Mi madre le habló de usted a sus padres toda su vida. Simone de Beauvoir y Sartre se hablaron siempre de usted. Ni mi madre quiso menos a sus padres que los aborrecentes que llaman «tío» a su padre ni los mentados amantes dejaron de tener sus cosas íntimas por mucho que se hablaran de usted. Sostengo, de hecho, que la vida resulta más amable cuanto más se hable de usted a quien nos vende cosas, conduce por nosotros o nos da de comer en un restaurante. Pero es una batalla perdida. Cuando una veinteañera que me sirve un café me pregunta «¿lo quieres con azúcar o con sacarina?» le contesto lo más educadamente que puedo «no, gracias, prefiero azúcar», y no dejo de hablarle de usted en toda ocasión que se me presenta. Por dar ejemplo.
A mis alumnos se lo digo el primer día de clase: aquí nos hablaremos siempre de usted, y yo bien que cumplo: jamás me dirijo a un alumno si no es de usted. «Son ustedes bachilleres españoles, es lo que se merecen». Y cuando se extrañan les pregunto si saben de dónde viene el usted. Entonces ponen cara vacuna, queriendo dar a entender que sí lo saben, pero a esta generación lo de la filología se le confunde en la cabeza con logías, sofías y otras desinencias raras. Tampoco saben, normalmente, lo que es una desinencia. Más cara vacuna. Entonce les explico: usted es la contracción de «vuestra merced», y me complazco en dirigirme a la delegada – últimamente suelen ser chicas las «portavozas» de los cursos – como «vuestra merced». También para dar ejemplo. Porque ellos son incapaces de adoptar el usted. Vienen de decirle seño y profe a sus sufridos desasnantes de la primaria y secundaria y sólo la vida, a base de bofetadas, les enseñará, tarde y mal, que al que le hace la entrevista de trabajo había que hablarle de usted, y lo aprenderán cuando dé por terminada la entrevista y nunca más los llamen. Por eso los reto a hablarle de tú al jefe de su empresa o al jefe de recursos humanos cuando anden buscando trabajo. Para que aprendan.
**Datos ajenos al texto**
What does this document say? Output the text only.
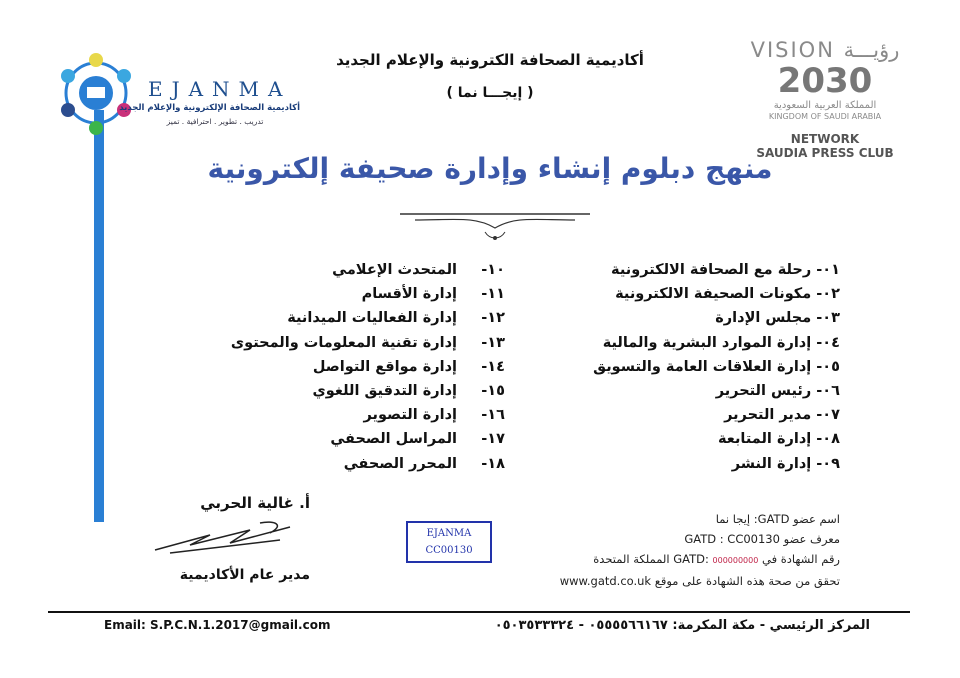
EJANMA
أكاديمية الصحافة الإلكترونية والإعلام الجديد
تدريب . تطوير . احترافية . تميز
أكاديمية الصحافة الكترونية والإعلام الجديد
( إيجـــا نما )
VISION رؤيـــة
2030
المملكة العربية السعودية
KINGDOM OF SAUDI ARABIA
NETWORK
SAUDIA PRESS CLUB
منهج دبلوم إنشاء وإدارة صحيفة إلكترونية
٠١- رحلة مع الصحافة الالكترونية
٠٢- مكونات الصحيفة الالكترونية
٠٣- مجلس الإدارة
٠٤- إدارة الموارد البشرية والمالية
٠٥- إدارة العلاقات العامة والتسويق
٠٦- رئيس التحرير
٠٧- مدير التحرير
٠٨- إدارة المتابعة
٠٩- إدارة النشر
١٠-
المتحدث الإعلامي
١١-
إدارة الأقسام
١٢-
إدارة الفعاليات الميدانية
١٣-
إدارة تقنية المعلومات والمحتوى
١٤-
إدارة مواقع التواصل
١٥-
إدارة التدقيق اللغوي
١٦-
إدارة التصوير
١٧-
المراسل الصحفي
١٨-
المحرر الصحفي
أ. غالية الحربي
مدير عام الأكاديمية
EJANMA
CC00130
اسم عضو GATD: إيجا نما
معرف عضو GATD : CC00130
رقم الشهادة في GATD: 000000000 المملكة المتحدة
تحقق من صحة هذه الشهادة على موقع www.gatd.co.uk
Email: S.P.C.N.1.2017@gmail.com	المركز الرئيسي - مكة المكرمة: ٠٥٥٥٥٦٦١٦٧ - ٠٥٠٣٥٣٣٣٢٤
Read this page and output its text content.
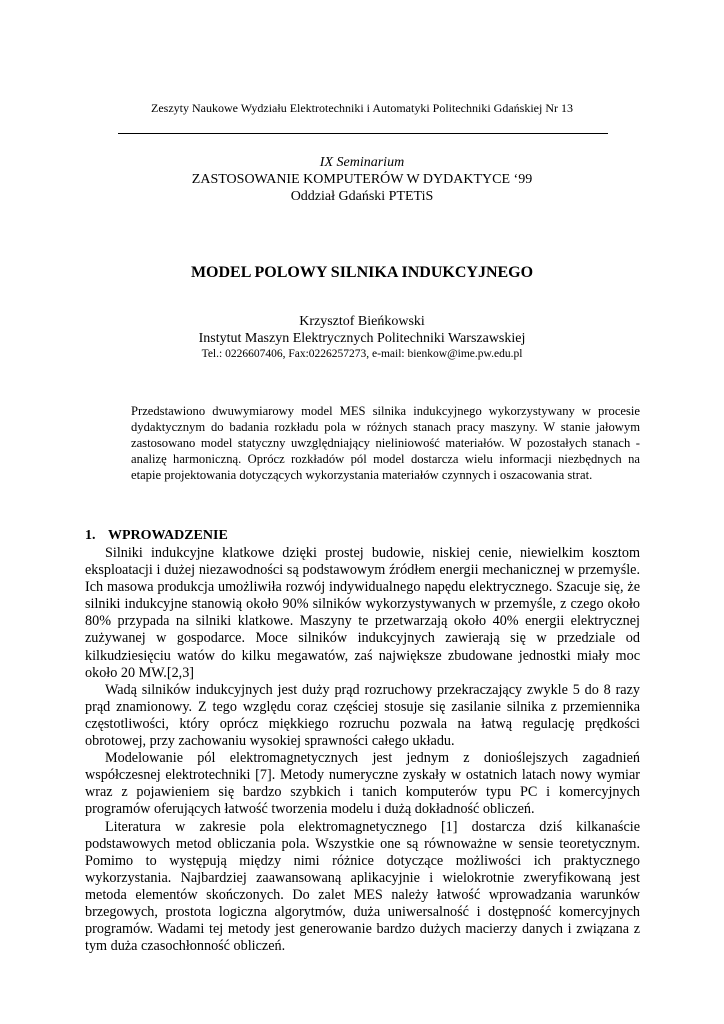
Zeszyty Naukowe Wydziału Elektrotechniki i Automatyki Politechniki Gdańskiej Nr 13
IX Seminarium
ZASTOSOWANIE KOMPUTERÓW W DYDAKTYCE ‘99
Oddział Gdański PTETiS
MODEL POLOWY SILNIKA INDUKCYJNEGO
Krzysztof Bieńkowski
Instytut Maszyn Elektrycznych Politechniki Warszawskiej
Tel.: 0226607406, Fax:0226257273, e-mail: bienkow@ime.pw.edu.pl

Przedstawiono dwuwymiarowy model MES silnika indukcyjnego wykorzystywany w procesie dydaktycznym do badania rozkładu pola w różnych stanach pracy maszyny. W stanie jałowym zastosowano model statyczny uwzględniający nieliniowość materiałów. W pozostałych stanach - analizę harmoniczną. Oprócz rozkładów pól model dostarcza wielu informacji niezbędnych na etapie projektowania dotyczących wykorzystania materiałów czynnych i oszacowania strat.

1. WPROWADZENIE

Silniki indukcyjne klatkowe dzięki prostej budowie, niskiej cenie, niewielkim kosztom eksploatacji i dużej niezawodności są podstawowym źródłem energii mechanicznej w przemyśle. Ich masowa produkcja umożliwiła rozwój indywidualnego napędu elektrycznego. Szacuje się, że silniki indukcyjne stanowią około 90% silników wykorzystywanych w przemyśle, z czego około 80% przypada na silniki klatkowe. Maszyny te przetwarzają około 40% energii elektrycznej zużywanej w gospodarce. Moce silników indukcyjnych zawierają się w przedziale od kilkudziesięciu watów do kilku megawatów, zaś największe zbudowane jednostki miały moc około 20 MW.[2,3]

Wadą silników indukcyjnych jest duży prąd rozruchowy przekraczający zwykle 5 do 8 razy prąd znamionowy. Z tego względu coraz częściej stosuje się zasilanie silnika z przemiennika częstotliwości, który oprócz miękkiego rozruchu pozwala na łatwą regulację prędkości obrotowej, przy zachowaniu wysokiej sprawności całego układu.

Modelowanie pól elektromagnetycznych jest jednym z donioślejszych zagadnień współczesnej elektrotechniki [7]. Metody numeryczne zyskały w ostatnich latach nowy wymiar wraz z pojawieniem się bardzo szybkich i tanich komputerów typu PC i komercyjnych programów oferujących łatwość tworzenia modelu i dużą dokładność obliczeń.

Literatura w zakresie pola elektromagnetycznego [1] dostarcza dziś kilkanaście podstawowych metod obliczania pola. Wszystkie one są równoważne w sensie teoretycznym. Pomimo to występują między nimi różnice dotyczące możliwości ich praktycznego wykorzystania. Najbardziej zaawansowaną aplikacyjnie i wielokrotnie zweryfikowaną jest metoda elementów skończonych. Do zalet MES należy łatwość wprowadzania warunków brzegowych, prostota logiczna algorytmów, duża uniwersalność i dostępność komercyjnych programów. Wadami tej metody jest generowanie bardzo dużych macierzy danych i związana z tym duża czasochłonność obliczeń.
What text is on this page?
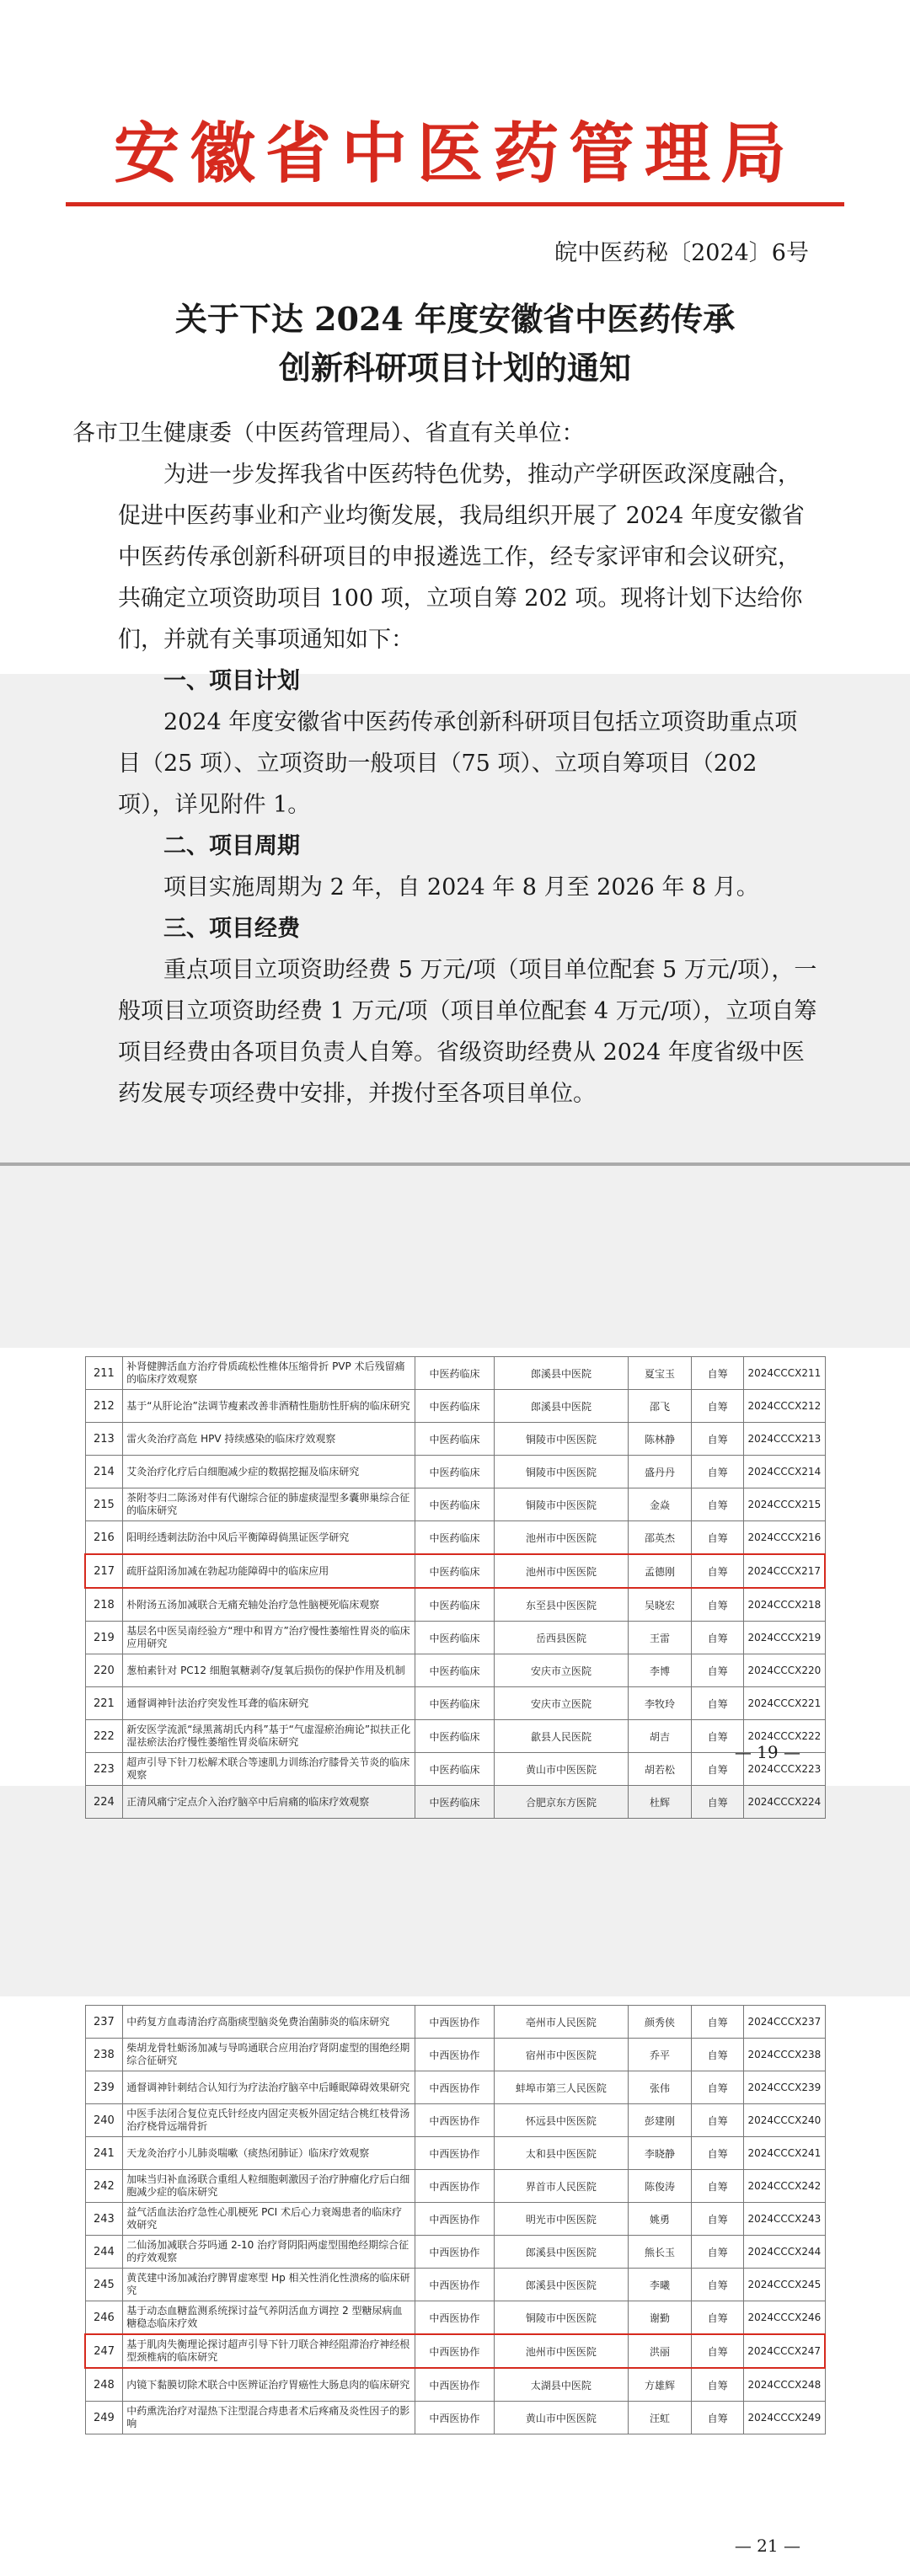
安徽省中医药管理局
皖中医药秘〔2024〕6号
关于下达 2024 年度安徽省中医药传承
创新科研项目计划的通知

各市卫生健康委（中医药管理局）、省直有关单位：

为进一步发挥我省中医药特色优势，推动产学研医政深度融合，促进中医药事业和产业均衡发展，我局组织开展了 2024 年度安徽省中医药传承创新科研项目的申报遴选工作，经专家评审和会议研究，共确定立项资助项目 100 项，立项自筹 202 项。现将计划下达给你们，并就有关事项通知如下：

一、项目计划

2024 年度安徽省中医药传承创新科研项目包括立项资助重点项目（25 项）、立项资助一般项目（75 项）、立项自筹项目（202 项），详见附件 1。

二、项目周期

项目实施周期为 2 年，自 2024 年 8 月至 2026 年 8 月。

三、项目经费

重点项目立项资助经费 5 万元/项（项目单位配套 5 万元/项），一般项目立项资助经费 1 万元/项（项目单位配套 4 万元/项），立项自筹项目经费由各项目负责人自筹。省级资助经费从 2024 年度省级中医药发展专项经费中安排，并拨付至各项目单位。

211	补肾健脾活血方治疗骨质疏松性椎体压缩骨折 PVP 术后残留痛的临床疗效观察	中医药临床	郎溪县中医院	夏宝玉	自筹	2024CCCX211
212	基于“从肝论治”法调节瘦素改善非酒精性脂肪性肝病的临床研究	中医药临床	郎溪县中医院	邵飞	自筹	2024CCCX212
213	雷火灸治疗高危 HPV 持续感染的临床疗效观察	中医药临床	铜陵市中医医院	陈林静	自筹	2024CCCX213
214	艾灸治疗化疗后白细胞减少症的数据挖掘及临床研究	中医药临床	铜陵市中医医院	盛丹丹	自筹	2024CCCX214
215	茶附苓归二陈汤对伴有代谢综合征的肺虚痰湿型多囊卵巢综合征的临床研究	中医药临床	铜陵市中医医院	金焱	自筹	2024CCCX215
216	阳明经透刺法防治中风后平衡障碍倘黑证医学研究	中医药临床	池州市中医医院	邵英杰	自筹	2024CCCX216
217	疏肝益阳汤加减在勃起功能障碍中的临床应用	中医药临床	池州市中医医院	孟德刚	自筹	2024CCCX217
218	朴附汤五汤加减联合无痛充轴处治疗急性脑梗死临床观察	中医药临床	东至县中医医院	吴晓宏	自筹	2024CCCX218
219	基层名中医吴南经验方“理中和胃方”治疗慢性萎缩性胃炎的临床应用研究	中医药临床	岳西县医院	王雷	自筹	2024CCCX219
220	葱柏素针对 PC12 细胞氧糖剥夺/复氧后损伤的保护作用及机制	中医药临床	安庆市立医院	李博	自筹	2024CCCX220
221	通督调神针法治疗突发性耳聋的临床研究	中医药临床	安庆市立医院	李牧玲	自筹	2024CCCX221
222	新安医学流派“绿黑蒿胡氏内科”基于“气虚湿瘀治痈论”拟扶正化湿祛瘀法治疗慢性萎缩性胃炎临床研究	中医药临床	歙县人民医院	胡吉	自筹	2024CCCX222
223	超声引导下针刀松解术联合等速肌力训练治疗膝骨关节炎的临床观察	中医药临床	黄山市中医医院	胡若松	自筹	2024CCCX223
224	正清风痛宁定点介入治疗脑卒中后肩痛的临床疗效观察	中医药临床	合肥京东方医院	杜辉	自筹	2024CCCX224
— 19 —
237	中药复方血毒清治疗高脂痰型脑炎免费治菌肺炎的临床研究	中西医协作	亳州市人民医院	颜秀侠	自筹	2024CCCX237
238	柴胡龙骨牡蛎汤加减与导呜通联合应用治疗肾阴虚型的围绝经期综合征研究	中西医协作	宿州市中医医院	乔平	自筹	2024CCCX238
239	通督调神针刺结合认知行为疗法治疗脑卒中后睡眠障碍效果研究	中西医协作	蚌埠市第三人民医院	张伟	自筹	2024CCCX239
240	中医手法闭合复位克氏针经皮内固定夹板外固定结合桃红枝骨汤治疗桡骨远端骨折	中西医协作	怀远县中医医院	彭建刚	自筹	2024CCCX240
241	天龙灸治疗小儿肺炎喘嗽（痰热闭肺证）临床疗效观察	中西医协作	太和县中医医院	李晓静	自筹	2024CCCX241
242	加味当归补血汤联合重组人粒细胞刺激因子治疗肿瘤化疗后白细胞减少症的临床研究	中西医协作	界首市人民医院	陈俊涛	自筹	2024CCCX242
243	益气活血法治疗急性心肌梗死 PCI 术后心力衰竭患者的临床疗效研究	中西医协作	明光市中医医院	姚勇	自筹	2024CCCX243
244	二仙汤加减联合芬吗通 2-10 治疗肾阴阳两虚型围绝经期综合征的疗效观察	中西医协作	郎溪县中医医院	熊长玉	自筹	2024CCCX244
245	黄芪建中汤加减治疗脾胃虚寒型 Hp 相关性消化性溃疡的临床研究	中西医协作	郎溪县中医医院	李曦	自筹	2024CCCX245
246	基于动态血糖监测系统探讨益气养阴活血方调控 2 型糖尿病血糖稳态临床疗效	中西医协作	铜陵市中医医院	谢勤	自筹	2024CCCX246
247	基于肌肉失衡理论探讨超声引导下针刀联合神经阻滞治疗神经根型颈椎病的临床研究	中西医协作	池州市中医医院	洪丽	自筹	2024CCCX247
248	内镜下黏膜切除术联合中医辨证治疗胃癌性大肠息肉的临床研究	中西医协作	太湖县中医院	方雄辉	自筹	2024CCCX248
249	中药熏洗治疗对湿热下注型混合痔患者术后疼痛及炎性因子的影响	中西医协作	黄山市中医医院	汪虹	自筹	2024CCCX249
— 21 —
Macron ha puesto en su sitio a un aborrescente francés que lo saludó con un «qué tal, Manu». Al Presidente de la República, lo que equivale a llamar Paco o Francis al Papa en la Capilla Sixtina. Y se ha recreado en la suerte atreviéndose a espetarle que para esas confianzas debe primero acabar sus estudios y ganarse la vida. Mucho me temo que esos gestos le vienen a Macron del hecho de compartir la vida con una profesora que, quizás, esté aún en la lucha romántica de mantener unas formas que a la gente menuda le suena a lenguaje de dinosaurios.
La desfachatez más aguda que conozco al respecto la cometió un soldado raso en una base militar poco frecuentada por mandos. Un día llegó el coronel en su coche oficial y el mentecato del soldado lo saludó con un «a la orden de usted, mi coronel». A los coroneles hay que tratarlos de «usía». El coronel, extrañado, le preguntó: ¿De usted? Y el menda contestó: hombre, no lo voy a tratar de tú, no nos conocemos. De allí fue al calabozo para una temporada. Permítanme que lo diga: por imbécil.
No tengo que señalar que a ustedes, lectores, me dirijo siempre de usted. Por respeto y con un mucho de agradecimiento. No intento poner lejanía sino cortesía, más allá de la educación que nos es exigible a quienes comparecemos ante un público que siempre ha sido llamado «el respetable», al menos en los toros, esa otra anomalía.